The Branch line to Sutton Coldfield opened for passenger traffic on June 2nd 1862, and the owner of the line, the London and North Western Railway Company, had to produce the locomotives and rolling stock which would operate the service. At the end of October 1861 James Edward McConnell, Locomotive Superintendant for the Southern Division of the LNWR, reported a stock of 363 engines, with 58 more on order, sufficient for the existing 502 miles of railway, but 43 miles of branch lines were due to open in the next year, and General Manager William Cawkwell feared they would be “hard pressed to provide adequate power”. McConnell was authorised to build ten tank engines at his headquarters works at Wolverton (near Milton Keynes). These were “M” class 0-4-2 tank engines, costing £1,784.77 each; engine no. 743 of this class worked the Sutton Coldfield Branch, and is the subject of an early photograph, but 743 was not completed until after June 2nd.
McConnell had some suitable engines available, however, built a year earlier in anticipation of new branch lines at Bedford, South Leicestershire, Rickmansworth and Sutton Coldfield. These were of a kind called Small Bloomers, with a single large driving wheel and a four-wheeled tender, -one is illustrated on the turntable in the picture of the Royal Hotel. Being a tender engine it needed to travel facing forwards, so had to be turned round on a turntable at the end of the line so that it could face the other way; no. 743, being a tank engine, could pull its train facing backwards, so did not need the turntable.

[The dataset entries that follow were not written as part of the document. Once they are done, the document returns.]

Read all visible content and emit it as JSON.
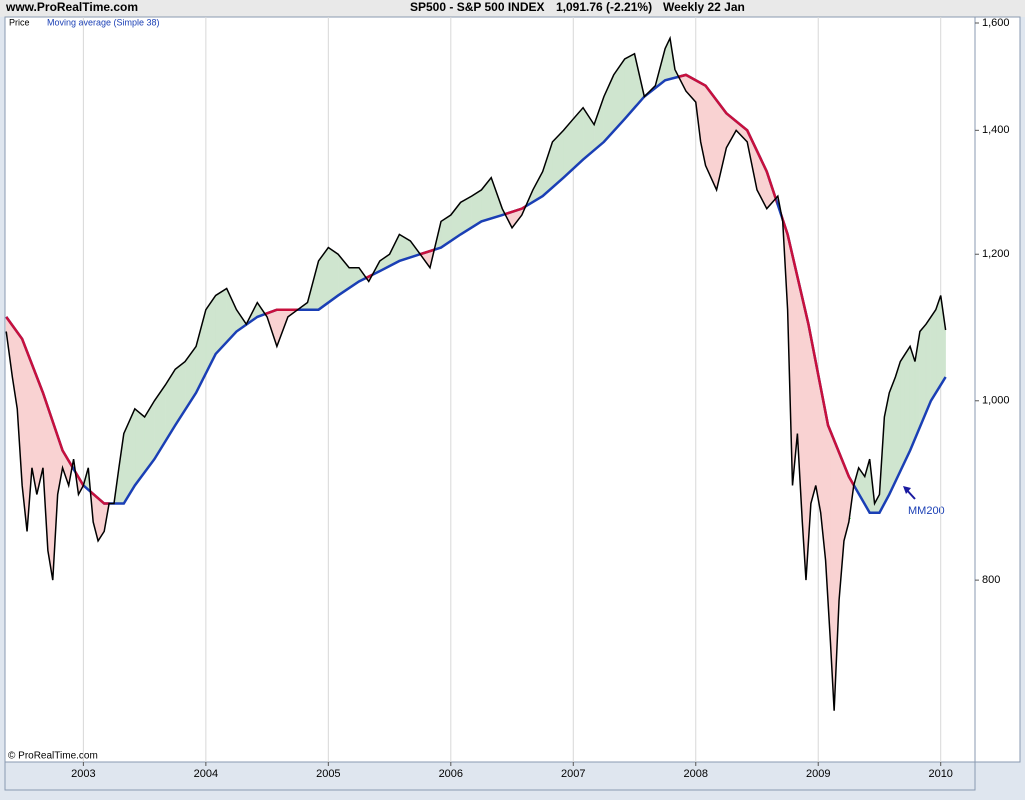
{
  "chart_data": {
    "type": "line",
    "site": "www.ProRealTime.com",
    "symbol": "SP500 - S&P 500 INDEX",
    "quote": "1,091.76 (-2.21%)",
    "period": "Weekly  22 Jan",
    "copyright": "© ProRealTime.com",
    "annotation": "MM200",
    "log_scale": true,
    "xlim": [
      2002.36,
      2010.28
    ],
    "xticks": [
      2003,
      2004,
      2005,
      2006,
      2007,
      2008,
      2009,
      2010
    ],
    "ylim": [
      638,
      1612
    ],
    "yticks": [
      {
        "value": 800,
        "label": "800"
      },
      {
        "value": 1000,
        "label": "1,000"
      },
      {
        "value": 1200,
        "label": "1,200"
      },
      {
        "value": 1400,
        "label": "1,400"
      },
      {
        "value": 1600,
        "label": "1,600"
      }
    ],
    "grid": true,
    "fill_above_color": "#cfe5cf",
    "fill_below_color": "#f9d2d2",
    "ma_below_color": "#c8103c",
    "series": [
      {
        "name": "Price",
        "color": "#000000",
        "x": [
          2002.37,
          2002.42,
          2002.46,
          2002.5,
          2002.54,
          2002.58,
          2002.62,
          2002.67,
          2002.71,
          2002.75,
          2002.79,
          2002.83,
          2002.88,
          2002.92,
          2002.96,
          2003.0,
          2003.04,
          2003.08,
          2003.12,
          2003.17,
          2003.21,
          2003.25,
          2003.29,
          2003.33,
          2003.42,
          2003.5,
          2003.58,
          2003.67,
          2003.75,
          2003.83,
          2003.92,
          2004.0,
          2004.08,
          2004.17,
          2004.25,
          2004.33,
          2004.42,
          2004.5,
          2004.58,
          2004.67,
          2004.75,
          2004.83,
          2004.92,
          2005.0,
          2005.08,
          2005.17,
          2005.25,
          2005.33,
          2005.42,
          2005.5,
          2005.58,
          2005.67,
          2005.75,
          2005.83,
          2005.92,
          2006.0,
          2006.08,
          2006.17,
          2006.25,
          2006.33,
          2006.42,
          2006.5,
          2006.58,
          2006.67,
          2006.75,
          2006.83,
          2006.92,
          2007.0,
          2007.08,
          2007.17,
          2007.25,
          2007.33,
          2007.42,
          2007.5,
          2007.58,
          2007.67,
          2007.75,
          2007.79,
          2007.83,
          2007.92,
          2008.0,
          2008.04,
          2008.08,
          2008.17,
          2008.25,
          2008.33,
          2008.42,
          2008.5,
          2008.58,
          2008.67,
          2008.71,
          2008.75,
          2008.79,
          2008.83,
          2008.87,
          2008.9,
          2008.94,
          2008.98,
          2009.02,
          2009.06,
          2009.1,
          2009.13,
          2009.17,
          2009.21,
          2009.25,
          2009.29,
          2009.33,
          2009.38,
          2009.42,
          2009.46,
          2009.5,
          2009.54,
          2009.58,
          2009.63,
          2009.67,
          2009.71,
          2009.75,
          2009.79,
          2009.83,
          2009.88,
          2009.92,
          2009.96,
          2010.0,
          2010.04
        ],
        "values": [
          1090,
          1030,
          990,
          900,
          850,
          920,
          890,
          920,
          830,
          800,
          890,
          920,
          900,
          930,
          890,
          900,
          920,
          860,
          840,
          850,
          880,
          880,
          920,
          960,
          990,
          980,
          1000,
          1020,
          1040,
          1050,
          1070,
          1120,
          1140,
          1150,
          1120,
          1100,
          1130,
          1110,
          1070,
          1110,
          1120,
          1130,
          1190,
          1210,
          1200,
          1180,
          1180,
          1160,
          1190,
          1200,
          1230,
          1220,
          1200,
          1180,
          1250,
          1260,
          1280,
          1290,
          1300,
          1320,
          1270,
          1240,
          1260,
          1300,
          1330,
          1380,
          1400,
          1420,
          1440,
          1410,
          1460,
          1500,
          1530,
          1540,
          1460,
          1480,
          1550,
          1570,
          1510,
          1470,
          1450,
          1380,
          1340,
          1300,
          1370,
          1400,
          1380,
          1300,
          1270,
          1290,
          1250,
          1120,
          900,
          960,
          860,
          800,
          880,
          900,
          870,
          820,
          740,
          680,
          780,
          840,
          860,
          900,
          920,
          910,
          930,
          880,
          890,
          980,
          1010,
          1030,
          1050,
          1060,
          1070,
          1050,
          1090,
          1100,
          1110,
          1120,
          1140,
          1092
        ]
      },
      {
        "name": "Moving average (Simple 38)",
        "color": "#1a3fb5",
        "x": [
          2002.37,
          2002.5,
          2002.67,
          2002.83,
          2003.0,
          2003.17,
          2003.25,
          2003.33,
          2003.42,
          2003.58,
          2003.75,
          2003.92,
          2004.08,
          2004.25,
          2004.42,
          2004.58,
          2004.75,
          2004.92,
          2005.08,
          2005.25,
          2005.42,
          2005.58,
          2005.75,
          2005.92,
          2006.08,
          2006.25,
          2006.42,
          2006.58,
          2006.75,
          2006.92,
          2007.08,
          2007.25,
          2007.42,
          2007.58,
          2007.75,
          2007.92,
          2008.08,
          2008.25,
          2008.42,
          2008.58,
          2008.75,
          2008.92,
          2009.08,
          2009.25,
          2009.42,
          2009.5,
          2009.58,
          2009.75,
          2009.92,
          2010.04
        ],
        "values": [
          1110,
          1080,
          1010,
          940,
          900,
          880,
          880,
          880,
          900,
          930,
          970,
          1010,
          1060,
          1090,
          1110,
          1120,
          1120,
          1120,
          1140,
          1160,
          1175,
          1190,
          1200,
          1210,
          1230,
          1250,
          1260,
          1270,
          1290,
          1320,
          1350,
          1380,
          1420,
          1460,
          1490,
          1500,
          1480,
          1430,
          1400,
          1330,
          1230,
          1100,
          970,
          910,
          870,
          870,
          890,
          940,
          1000,
          1030
        ]
      }
    ]
  }
}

The small bloomers, with seven-foot driving wheels instead of the seven-foot six inches main line version, cost £2,920 to build, and cost McConnell his job - the Company decided that his locomotives were too expensive, and he was forced to resign in 1862. The divisions of the LNWR were merged, centred on the railway town of Crewe under chief engineer Ramsbottom.
Wolverton was still a busy works, however, the rolling stock for the Sutton Branch, the set of six four-wheeled coaches, was made there. There was first, second and third class accommodation, the fares to New Street Station, Birmingham, being one shilling (5p), ninepence (3.75p) and sixpence halfpenny (2.72p); third class to London was nine shillings and tenpence (48.4p). If you caught the 8.15 a.m. train from Sutton you should arrive at New Street at 8.40, and catch a connection for London, arriving at Euston at 1.30, or for Manchester, arriving at 12.00 noon.
The report of the first rain in Aris’s Birmingham Gazette for June 3rd 1862 said that the carriages were “new, airy, roomy and comfortable”, and that a special excursion train that arrived at three o’clock had fifteen carriages, all “crowded with holiday people who had been tempted by the warm summer’s day to leave Birmingham for a country jaunt”.